I'd been there a few months, and it was time for my performance review. The boss said I was doing great work, but he noticed I didn't interact with the other three women in my workgroup. I was absolutely stunned! I explained how I found their behavior less than professional, and I focused on my work instead. He said fine, but finding a way to connect with your co-workers is part of the job, too.
I remember being so utterly pissed. I'd worked hard in my career, and now this was going to drag me down? It hadn't occurred to me until then that they didn't like me any better than I liked them. I made a decision to win them over. I can't say I reached this decision as a result of searching my soul or anything profound like that. I just wasn't going to let anything get in the way of my career. You want me to be friends with them, damn it, I will be friends.

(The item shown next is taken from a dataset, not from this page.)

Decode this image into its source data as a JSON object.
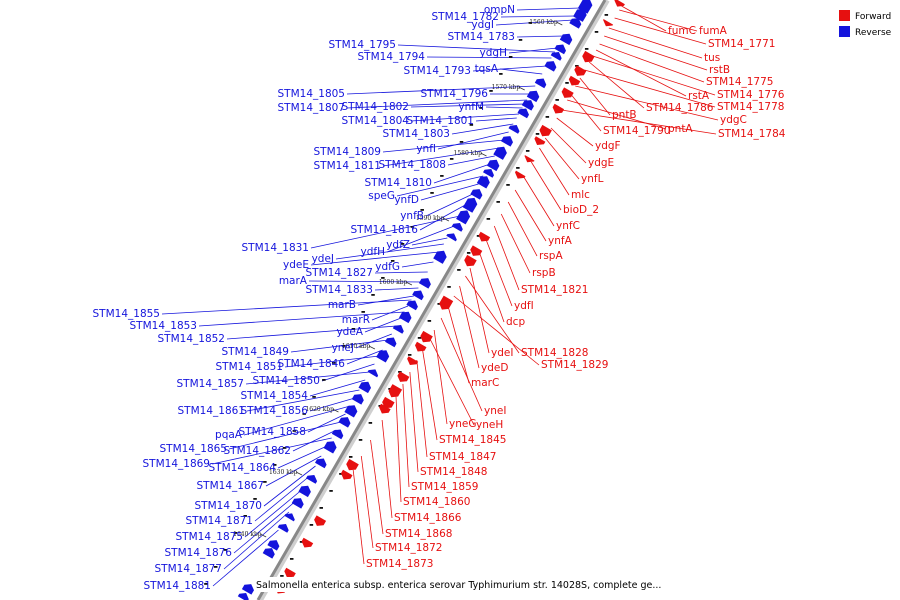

We started to talk. I made it my mission to find out who they were as people. I only did this because I thought I had to ... not because I truly cared. But somewhere in the process, I started to care. I learned that they were real people with real fears, and this gig wasn't working out like they thought it would, either.
At first I truly thought it was a waste of time to talk with them when we should be working, but I noticed a change. We started to build trust and actually discovered that we did need each other to do our best work. We learned to collaborate and ask for help when we needed it. It was more fun and less stressful to work there, and our productivity improved.
Things were humming along professionally, but I was experiencing bloating and pain in my abdomen. I couldn't eat a lot in one sitting. For lunch I'd usually opt for a small can of tuna. I'd eat it right out of the can, and my new friends teased me about my cat food. The doctors thought I had adhesions from previous abdominal surgery, so I was scheduled for outpatient surgery on a Friday. Back at work Monday.
Except that isn't how it turned out. The doctor found cancer. He was a general surgeon, so he knew to leave it alone and refer me to a board-certified gynecological oncologist. I had to wait a few weeks to see the fancy doctor, and it was almost exactly one month later that I had my big surgery. The incision is what they call pelvis to sternum. It's big. Lots of staples.
I was recovering in the hospital. My husband had been there, but at first I wasn't allowed other visitors. They finally said it was OK to see people, and the first three visitors to walk through my door were Mary, Charlene and Sandee. They were smiling and overjoyed to see me alive. The three people I had dismissed because I didn't need them.
It was a terrible time, and they were so kind and caring. At the hospital, Mary wanted to see the scar, and I quickly flipped off my covers to show her. Young Sandee said later that she almost fainted. We laughed for a long time about that. The business unit was eventually dissolved, and we all went on to do other things, but we kept up our friendship as we moved about the company.
I left South Carolina for a new job in Texas and lost touch with them. But they have never left my heart. Building a relationship with Mary, Charlene and Sandee changed me. I learned life is not all about the work and not everything a fast-talking lawyer says is bullshit. I learned that even on the job, work isn't all about the work.